Aus arbeitsrechtlicher Sicht ist zunächst zu beachten, dass der eingesetzte Algorithmus keine diskriminierenden Elemente enthalten darf. So läge beispielsweise in der gezielten Auswertung der Big-Data-Datensätze nach Anzeichen für eine Schwangerschaft oder Schwerbehinderung durch den Algorithmus ein Verstoß gegen das Allgemeine Gleichbehandlungsgesetz.
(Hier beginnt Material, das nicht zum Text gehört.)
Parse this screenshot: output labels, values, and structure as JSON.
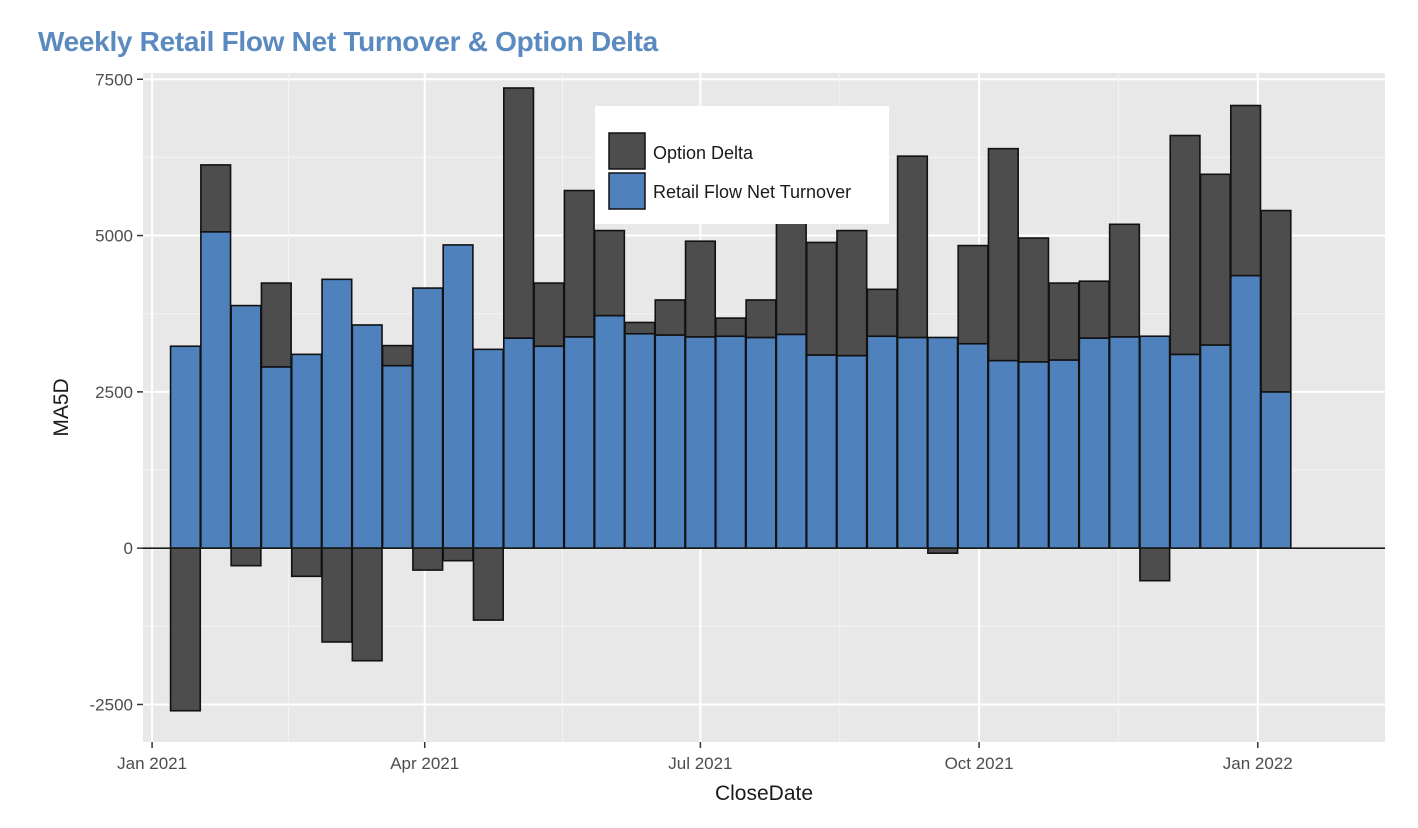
{
  "chart_data": {
    "type": "bar",
    "title": "Weekly Retail Flow Net Turnover & Option Delta",
    "xlabel": "CloseDate",
    "ylabel": "MA5D",
    "stacked": true,
    "ylim": [
      -3100,
      7600
    ],
    "xlim": [
      "2020-12-29",
      "2022-02-12"
    ],
    "x_ticks": [
      {
        "date": "2021-01-01",
        "label": "Jan 2021"
      },
      {
        "date": "2021-04-01",
        "label": "Apr 2021"
      },
      {
        "date": "2021-07-01",
        "label": "Jul 2021"
      },
      {
        "date": "2021-10-01",
        "label": "Oct 2021"
      },
      {
        "date": "2022-01-01",
        "label": "Jan 2022"
      }
    ],
    "y_ticks": [
      -2500,
      0,
      2500,
      5000,
      7500
    ],
    "grid": true,
    "legend_position": "top-center",
    "x": [
      "2021-01-12",
      "2021-01-22",
      "2021-02-01",
      "2021-02-11",
      "2021-02-21",
      "2021-03-03",
      "2021-03-13",
      "2021-03-23",
      "2021-04-02",
      "2021-04-12",
      "2021-04-22",
      "2021-05-02",
      "2021-05-12",
      "2021-05-22",
      "2021-06-01",
      "2021-06-11",
      "2021-06-21",
      "2021-07-01",
      "2021-07-11",
      "2021-07-21",
      "2021-07-31",
      "2021-08-10",
      "2021-08-20",
      "2021-08-30",
      "2021-09-09",
      "2021-09-19",
      "2021-09-29",
      "2021-10-09",
      "2021-10-19",
      "2021-10-29",
      "2021-11-08",
      "2021-11-18",
      "2021-11-28",
      "2021-12-08",
      "2021-12-18",
      "2021-12-28",
      "2022-01-07"
    ],
    "series": [
      {
        "name": "Retail Flow Net Turnover",
        "values": [
          3230,
          5060,
          3880,
          2900,
          3100,
          4300,
          3570,
          2920,
          4160,
          4850,
          3180,
          3360,
          3230,
          3380,
          3720,
          3430,
          3410,
          3380,
          3390,
          3370,
          3420,
          3090,
          3080,
          3390,
          3370,
          3370,
          3270,
          3000,
          2980,
          3010,
          3360,
          3380,
          3390,
          3100,
          3250,
          4360,
          2500
        ],
        "color": "#4f81bd"
      },
      {
        "name": "Option Delta",
        "values": [
          -2600,
          1070,
          -280,
          1340,
          -450,
          -1500,
          -1800,
          320,
          -350,
          -200,
          -1150,
          4000,
          1010,
          2340,
          1360,
          180,
          560,
          1530,
          290,
          600,
          2100,
          1800,
          2000,
          750,
          2900,
          -80,
          1570,
          3390,
          1980,
          1230,
          910,
          1800,
          -520,
          3500,
          2730,
          2720,
          2900
        ],
        "color": "#4d4d4d"
      }
    ]
  }
}
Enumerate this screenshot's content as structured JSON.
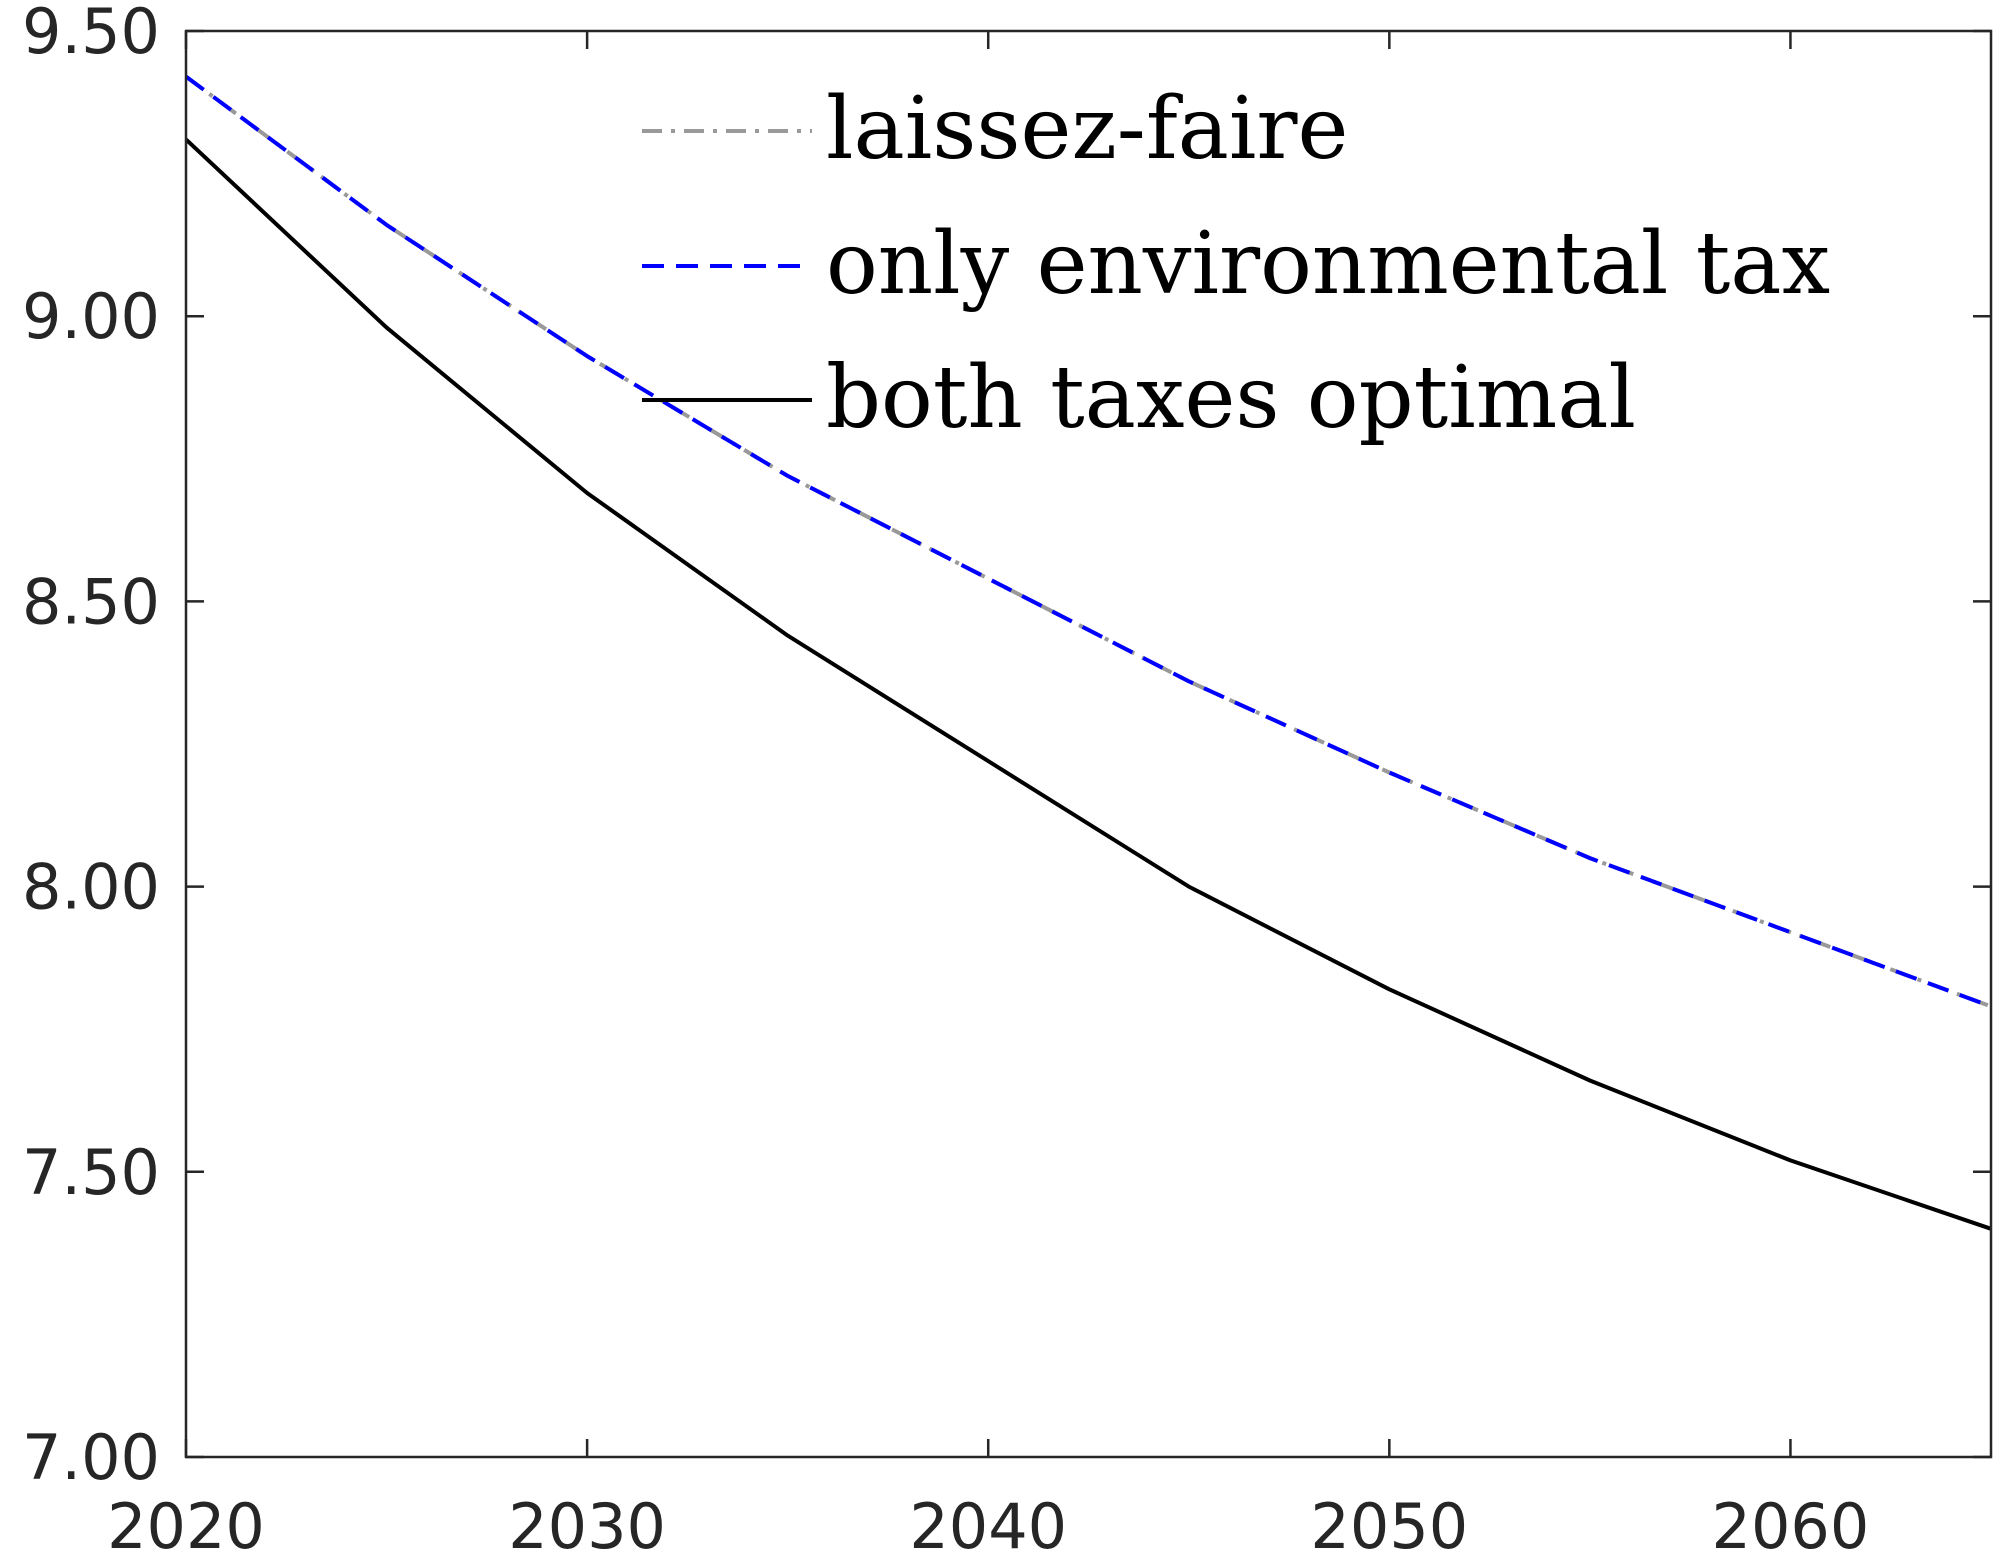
{
  "chart_data": {
    "type": "line",
    "title": "",
    "xlabel": "",
    "ylabel": "",
    "xlim": [
      2020,
      2065
    ],
    "ylim": [
      7.0,
      9.5
    ],
    "xticks": [
      2020,
      2030,
      2040,
      2050,
      2060
    ],
    "xtick_labels": [
      "2020",
      "2030",
      "2040",
      "2050",
      "2060"
    ],
    "yticks": [
      7.0,
      7.5,
      8.0,
      8.5,
      9.0,
      9.5
    ],
    "ytick_labels": [
      "7.00",
      "7.50",
      "8.00",
      "8.50",
      "9.00",
      "9.50"
    ],
    "grid": false,
    "legend_position": "top-right",
    "x": [
      2020,
      2025,
      2030,
      2035,
      2040,
      2045,
      2050,
      2055,
      2060,
      2065
    ],
    "series": [
      {
        "name": "laissez-faire",
        "color": "#999999",
        "style": "dash-dot",
        "values": [
          9.42,
          9.16,
          8.93,
          8.72,
          8.54,
          8.36,
          8.2,
          8.05,
          7.92,
          7.79
        ]
      },
      {
        "name": "only environmental tax",
        "color": "#0000ff",
        "style": "dashed",
        "values": [
          9.42,
          9.16,
          8.93,
          8.72,
          8.54,
          8.36,
          8.2,
          8.05,
          7.92,
          7.79
        ]
      },
      {
        "name": "both taxes optimal",
        "color": "#000000",
        "style": "solid",
        "values": [
          9.31,
          8.98,
          8.69,
          8.44,
          8.22,
          8.0,
          7.82,
          7.66,
          7.52,
          7.4
        ]
      }
    ]
  }
}
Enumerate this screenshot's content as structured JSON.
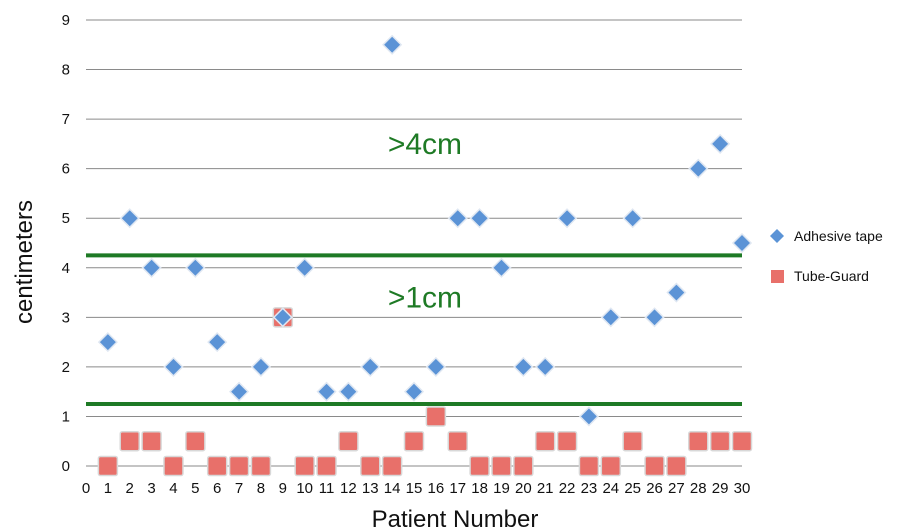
{
  "chart_data": {
    "type": "scatter",
    "xlabel": "Patient Number",
    "ylabel": "centimeters",
    "xlim": [
      0,
      30
    ],
    "ylim": [
      0,
      9
    ],
    "x_ticks": [
      "0",
      "1",
      "2",
      "3",
      "4",
      "5",
      "6",
      "7",
      "8",
      "9",
      "10",
      "11",
      "12",
      "13",
      "14",
      "15",
      "16",
      "17",
      "18",
      "19",
      "20",
      "21",
      "22",
      "23",
      "24",
      "25",
      "26",
      "27",
      "28",
      "29",
      "30"
    ],
    "y_ticks": [
      "0",
      "1",
      "2",
      "3",
      "4",
      "5",
      "6",
      "7",
      "8",
      "9"
    ],
    "grid": true,
    "legend_position": "right",
    "series": [
      {
        "name": "Adhesive tape",
        "marker": "diamond",
        "color": "#5b93d6",
        "x": [
          1,
          2,
          3,
          4,
          5,
          6,
          7,
          8,
          9,
          10,
          11,
          12,
          13,
          14,
          15,
          16,
          17,
          18,
          19,
          20,
          21,
          22,
          23,
          24,
          25,
          26,
          27,
          28,
          29,
          30
        ],
        "y": [
          2.5,
          5,
          4,
          2,
          4,
          2.5,
          1.5,
          2,
          3,
          4,
          1.5,
          1.5,
          2,
          8.5,
          1.5,
          2,
          5,
          5,
          4,
          2,
          2,
          5,
          1,
          3,
          5,
          3,
          3.5,
          6,
          6.5,
          4.5
        ]
      },
      {
        "name": "Tube-Guard",
        "marker": "square",
        "color": "#e8706a",
        "x": [
          1,
          2,
          3,
          4,
          5,
          6,
          7,
          8,
          9,
          10,
          11,
          12,
          13,
          14,
          15,
          16,
          17,
          18,
          19,
          20,
          21,
          22,
          23,
          24,
          25,
          26,
          27,
          28,
          29,
          30
        ],
        "y": [
          0,
          0.5,
          0.5,
          0,
          0.5,
          0,
          0,
          0,
          3,
          0,
          0,
          0.5,
          0,
          0,
          0.5,
          1,
          0.5,
          0,
          0,
          0,
          0.5,
          0.5,
          0,
          0,
          0.5,
          0,
          0,
          0.5,
          0.5,
          0.5
        ]
      }
    ],
    "reference_lines": [
      {
        "y": 4.25,
        "color": "#1e7a25"
      },
      {
        "y": 1.25,
        "color": "#1e7a25"
      }
    ],
    "annotations": [
      {
        "text": ">4cm",
        "x": 15.5,
        "y": 6.5,
        "color": "#1e7a25"
      },
      {
        "text": ">1cm",
        "x": 15.5,
        "y": 3.4,
        "color": "#1e7a25"
      }
    ]
  }
}
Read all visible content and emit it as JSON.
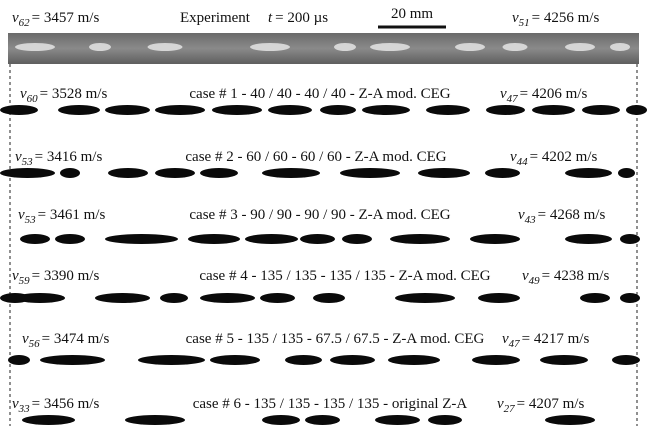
{
  "velocity_symbol": "v",
  "experiment": {
    "left": {
      "sub": "62",
      "text": "= 3457 m/s"
    },
    "title": "Experiment",
    "time_symbol": "t",
    "time": "= 200 µs",
    "scale": "20 mm",
    "right": {
      "sub": "51",
      "text": "= 4256 m/s"
    }
  },
  "rows": [
    {
      "left": {
        "sub": "60",
        "text": "= 3528 m/s"
      },
      "case": "case # 1 - 40 / 40 - 40 / 40 - Z-A mod. CEG",
      "right": {
        "sub": "47",
        "text": "= 4206 m/s"
      }
    },
    {
      "left": {
        "sub": "53",
        "text": "= 3416 m/s"
      },
      "case": "case # 2 - 60 / 60 - 60 / 60 - Z-A mod. CEG",
      "right": {
        "sub": "44",
        "text": "= 4202 m/s"
      }
    },
    {
      "left": {
        "sub": "53",
        "text": "= 3461 m/s"
      },
      "case": "case # 3 - 90 / 90 - 90 / 90 - Z-A mod. CEG",
      "right": {
        "sub": "43",
        "text": "= 4268 m/s"
      }
    },
    {
      "left": {
        "sub": "59",
        "text": "= 3390 m/s"
      },
      "case": "case # 4 - 135 / 135 - 135 / 135 - Z-A mod. CEG",
      "right": {
        "sub": "49",
        "text": "= 4238 m/s"
      }
    },
    {
      "left": {
        "sub": "56",
        "text": "= 3474 m/s"
      },
      "case": "case # 5 - 135 / 135 - 67.5 / 67.5 - Z-A mod. CEG",
      "right": {
        "sub": "47",
        "text": "= 4217 m/s"
      }
    },
    {
      "left": {
        "sub": "33",
        "text": "= 3456 m/s"
      },
      "case": "case # 6 - 135 / 135 - 135 / 135 - original Z-A",
      "right": {
        "sub": "27",
        "text": "= 4207 m/s"
      }
    }
  ]
}
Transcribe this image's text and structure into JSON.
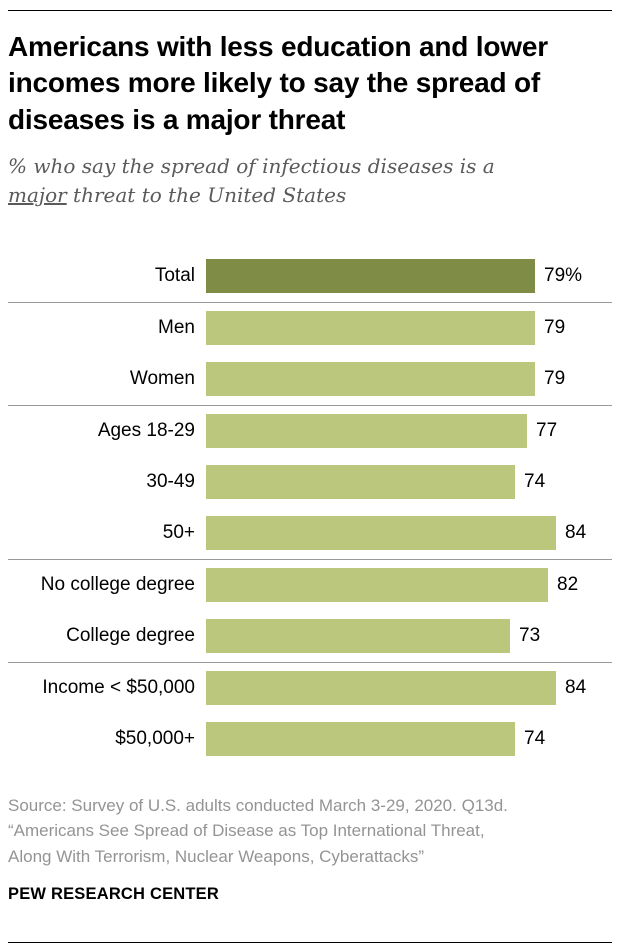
{
  "header": {
    "title": "Americans with less education and lower incomes more likely to say the spread of diseases is a major threat",
    "subtitle_prefix": "% who say the spread of infectious diseases is a ",
    "subtitle_underlined": "major",
    "subtitle_suffix": " threat to the United States"
  },
  "chart_data": {
    "type": "bar",
    "orientation": "horizontal",
    "title": "Americans with less education and lower incomes more likely to say the spread of diseases is a major threat",
    "categories": [
      "Total",
      "Men",
      "Women",
      "Ages 18-29",
      "30-49",
      "50+",
      "No college degree",
      "College degree",
      "Income < $50,000",
      "$50,000+"
    ],
    "values": [
      79,
      79,
      79,
      77,
      74,
      84,
      82,
      73,
      84,
      74
    ],
    "value_labels": [
      "79%",
      "79",
      "79",
      "77",
      "74",
      "84",
      "82",
      "73",
      "84",
      "74"
    ],
    "group_breaks_after_index": [
      0,
      2,
      5,
      7
    ],
    "xlim": [
      0,
      100
    ],
    "grid": false,
    "legend": false,
    "colors": {
      "total_bar": "#7f8c45",
      "bar": "#bcc77e"
    }
  },
  "footer": {
    "source_lines": [
      "Source: Survey of U.S. adults conducted March 3-29, 2020. Q13d.",
      "“Americans See Spread of Disease as Top International Threat,",
      "Along With Terrorism, Nuclear Weapons, Cyberattacks”"
    ],
    "brand": "PEW RESEARCH CENTER"
  }
}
Ebenso setzt das arbeitsrechtliche Fragerecht des Arbeitgebers Grenzen für die Festlegung der Kriterien, nach denen der Algorithmus filtern soll: Auch künstliche Intelligenz darf im Bewerbungsverfahren nur so weit filtern und analysieren, wie dies im klassischen Bewerbungsverfahren zulässig ist. Eine „digitale Diskriminierung“ kann sonst Schadensersatzansprüche begründen.

Zudem ist aus arbeitsrechtlicher Sicht beim Einsatz von HR Big Data und künstlicher Intelligenz im Bewerbungsverfahren je nach Ausgestaltung der Prozesse der Betriebsrat (bzw. Gesamt- oder Konzernbetriebsrat) einzubinden, damit dieser seine Mitbestimmungsrechte ausüben kann. Bei HR Big Data und dem Einsatz künstlicher Intelligenz kommt es nämlich zur Einführung und/oder Anwendung technischer Einrichtungen, die dazu bestimmt sind, das Verhalten oder die Leistung der Arbeitnehmer zu überwachen. Zudem kann in der Zusammensetzung des Algorithmus ein Personalfragebogen oder eine Auswahlrichtlinie gesehen werden. Der Betriebsrat ist daher regelmäßig gem. §§ 87 Abs. 1 Nr. 6, 94 und 95 Betriebsverfassungsgesetz (BetrVG) zu beteiligen.